Na tarde da última terça (19), um avião da Força Aérea dos Estados Unidos pousou no Aeroporto Internacional Salgado Filho, em Porto Alegre, numa escala que foi tratada oficialmente com muita discrição e pouca transparência. A aeronave, um Boeing C-32B — versão militar do 757-200 usada para transportar autoridades norte-americanas — saiu de San Juan, em Porto Rico, fez breve parada na capital gaúcha às 17h13 e seguiu mais tarde para Guarulhos, em São Paulo. Enquanto a imprensa local registrava as imagens do desembarque, a população pergunta: por que tanta pressa em ocultar a presença de diplomatas dos EUA em solo brasileiro? Quem realmente se beneficia dessa teatralidade de bastidores?
Avião militar e escala suspeita
O trajeto do jato, matrícula 00-9001, não é trivial: origem em Wrightstown, Nova Jersey, passou por Tampa, Flórida, depois San Juan e então Porto Alegre, antes de pousar em Guarulhos mais noite. A aeronave tem capacidade para cerca de 45 passageiros e alcance intercontinental — o que a torna ideal para transportar desde membros do gabinete até militares ou figuras do establishment norte-americano. A Polícia Federal fez o controle migratório dos passageiros na capital gaúcha. “Fizemos o controle migratório”, afirmou a Polícia Federal. A administradora do aeroporto local confirmou o pouso e a partida rumo a São Paulo. “Confirmamos o pouso e a partida para Guarulhos”, informou a Fraport. E a concessionária de Guarulhos destacou que a operação ocorreu com autorização do Ministério da Defesa. “A operação ocorreu normalmente, com autorização do Ministério da Defesa”, afirmou a GRU Airport.
Não se trata apenas de curiosidade: trata-se de política e de quem manda nos corredores do poder. Os Estados Unidos não movem uma asa sem interesse geoestratégico. É óbvio que diplomatas viajam; o que preocupa é o clima de segredo, a omissão de razões e o silêncio das autoridades brasileiras sobre os objetivos dessa escala — especialmente num país em que setores reacionários e entreguistas já demonstraram tanta subserviência ao imperialismo. Quando o avião do Tio Sam pousa por aqui com pressa e sem explicação, a população tem o direito de exigir clareza. Transparência não é cortesia: é política democrática.

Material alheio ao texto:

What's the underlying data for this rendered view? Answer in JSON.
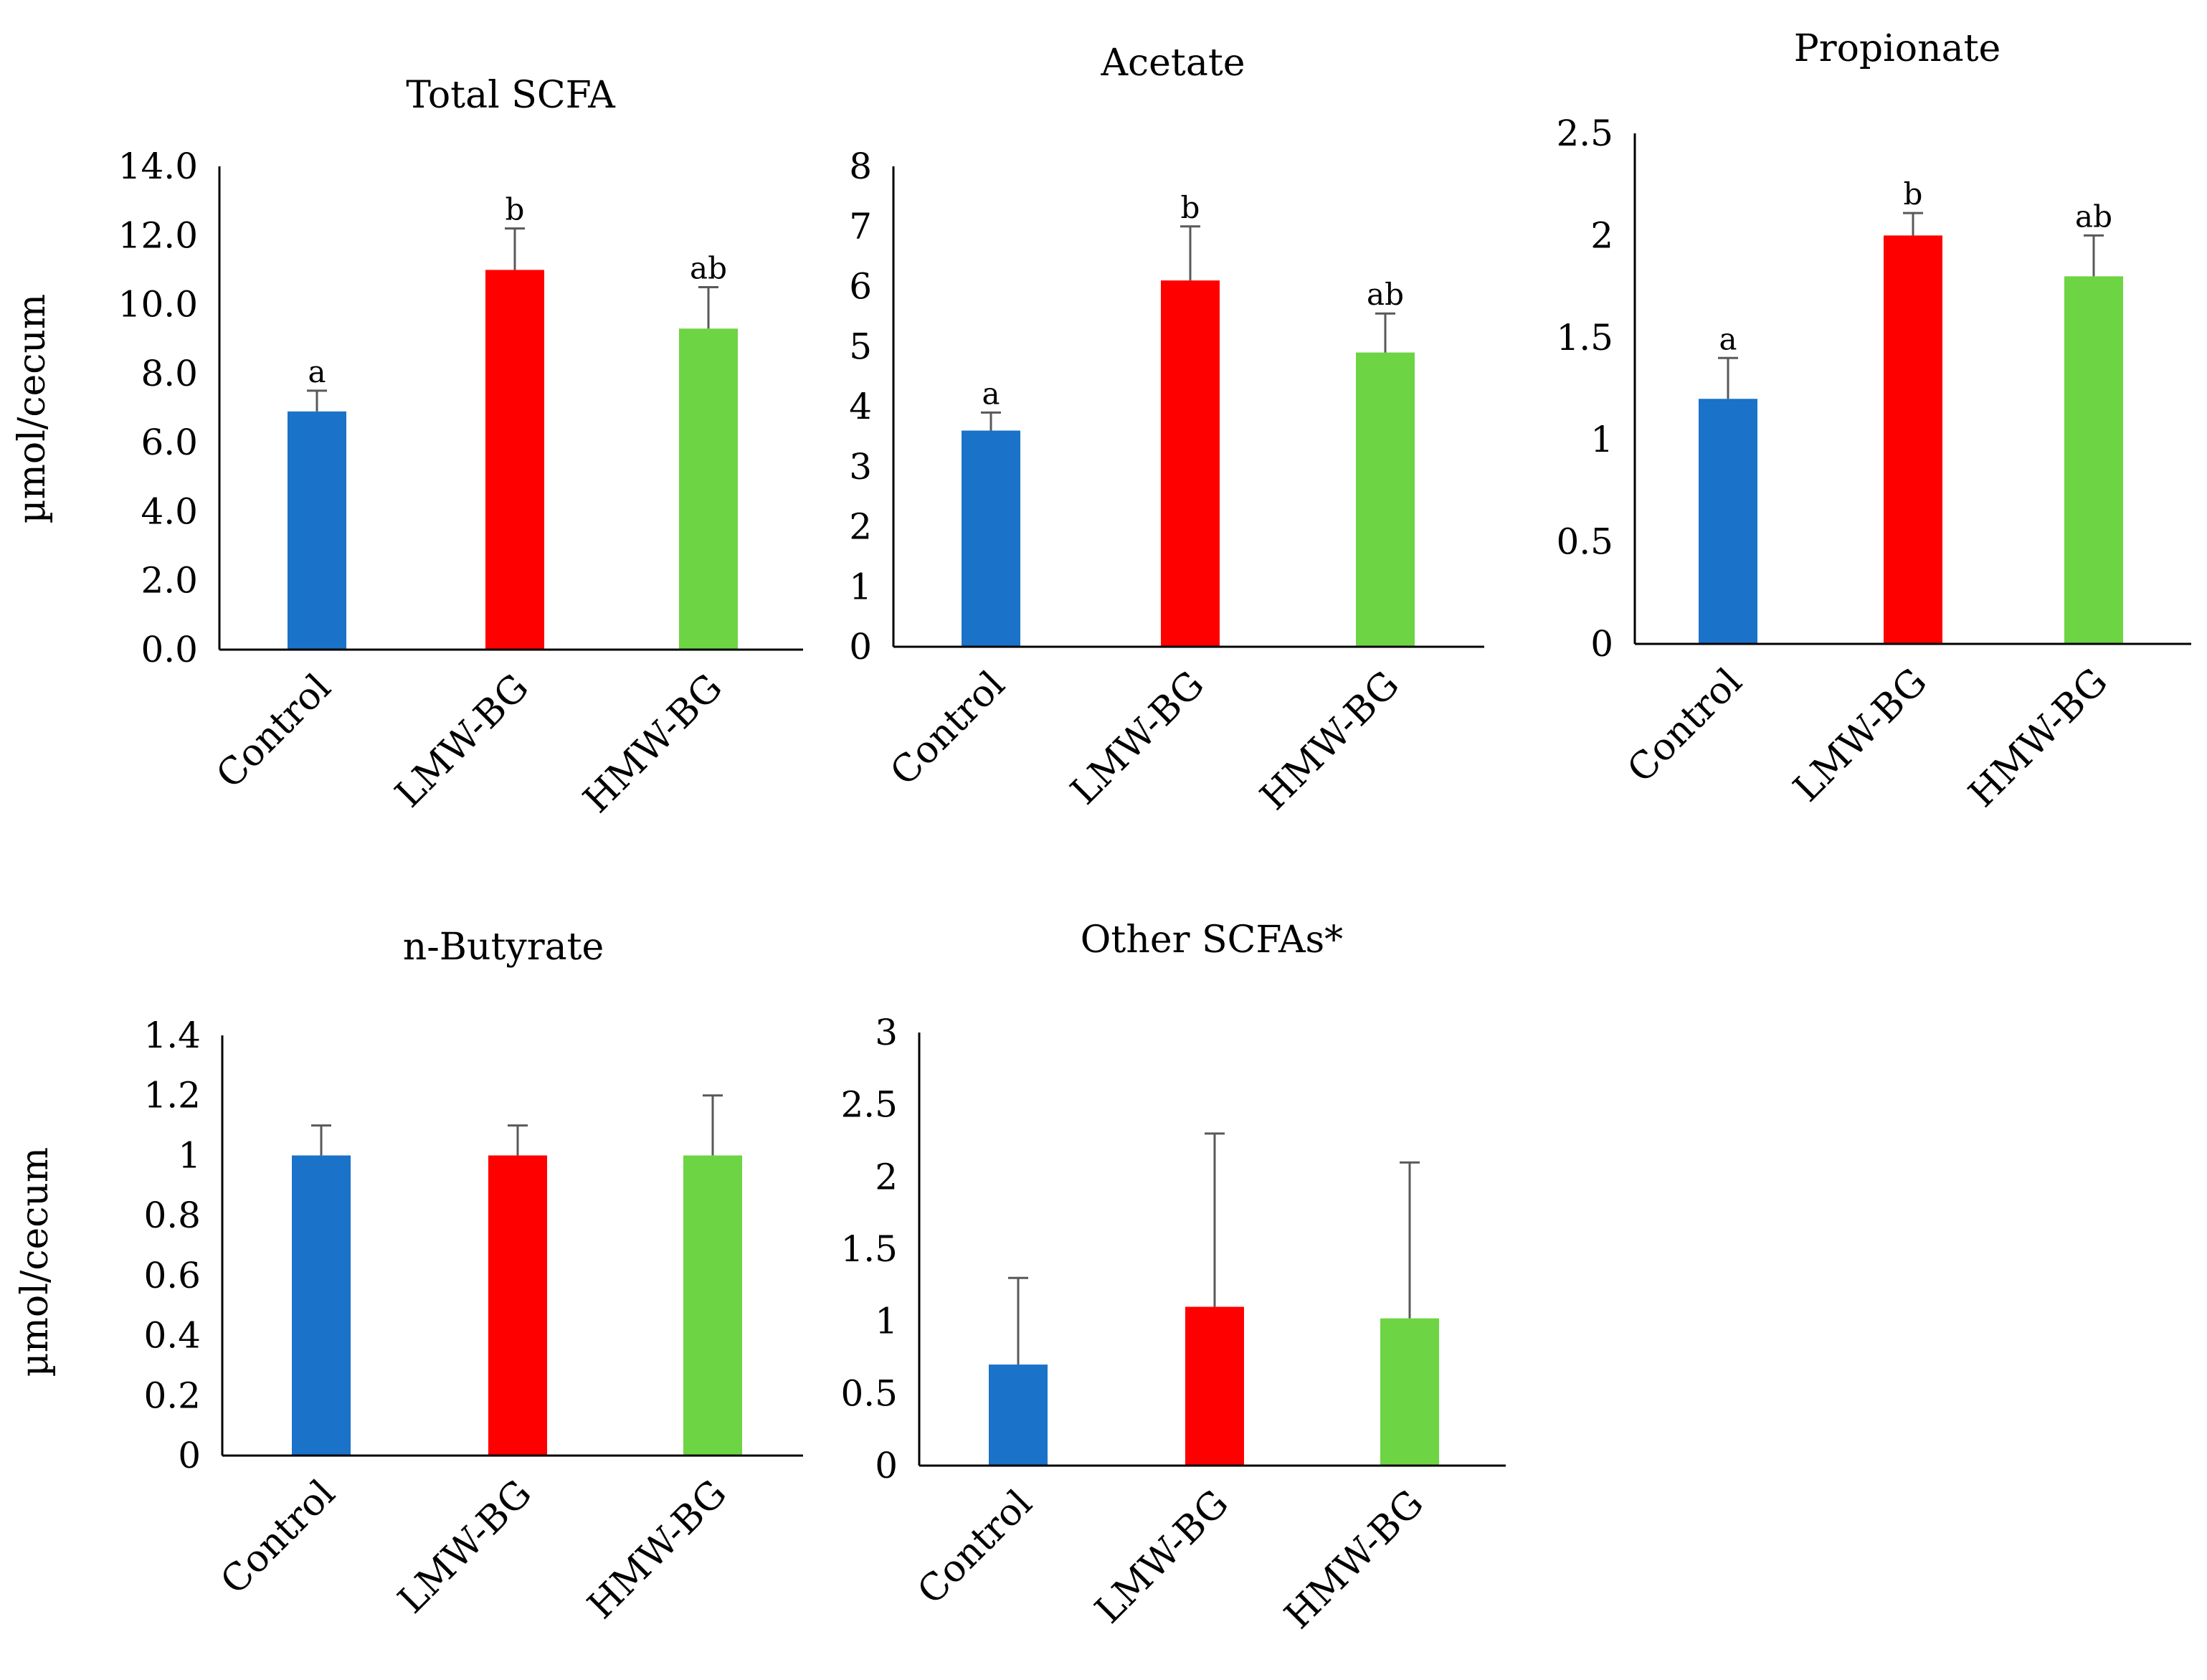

O episódio também deveria acender um sinal de alerta na esquerda. Enquanto parte da direita local aplaude qualquer gesto de aproximação com Washington, alegando “segurança” ou “cooperação”, sabemos que as motivações reais costumam envolver interesses econômicos, militares e diplomáticos alinhados com o grande capital. Não podemos permitir que o Brasil seja palco de operações que sirvam para consolidar a influência dos bilionários e das corporações norte-americanas sobre nossas políticas públicas.
É por isso que o debate público precisa ir além das manchetes: é preciso discutir que tipo de país queremos. Queremos um Brasil subserviente, onde decisões estratégicas sejam fachadas para negócios e interesses estrangeiros? Ou queremos soberania, fortalecimento das estatais, políticas públicas que priorizem o povo e não os lucros privados? Acreditamos que Lula e o PT representam, embora com limites e contradições, uma alternativa para avançar na reconstrução de um projeto popular que recupere a capacidade do Estado de intervir em favor da maioria — contra privatizações e contra entreguismo.
Ainda faltam respostas claras sobre quem exatamente estava a bordo e quais foram os encontros realizados em solo brasileiro. A ANAC, a FAB e a Embaixada dos EUA foram procuradas, mas não haviam retornado oficialmente até a última atualização desta reportagem. Enquanto isso, a aeronave seguiu seu roteiro, como se tudo estivesse normal — mas a normalidade de hoje pode ser a anomalia de amanhã se aceitarmos, passivamente, que decisões estratégicas sejam tomadas longe do olhar público.
O povo precisa estar vigilante. Não basta circular indignação nas redes; é preciso cobrar, exigir transparência e organizar respostas políticas. O império não cede espaço por boa vontade. Só com mobilização, projeto e liderança popular conseguiremos transformar cada escala suspeita em oportunidade para reforçar nossa soberania e construir um Brasil a serviço da maioria, e não dos grandes poderes estrangeiros e dos seus aliados domésticos.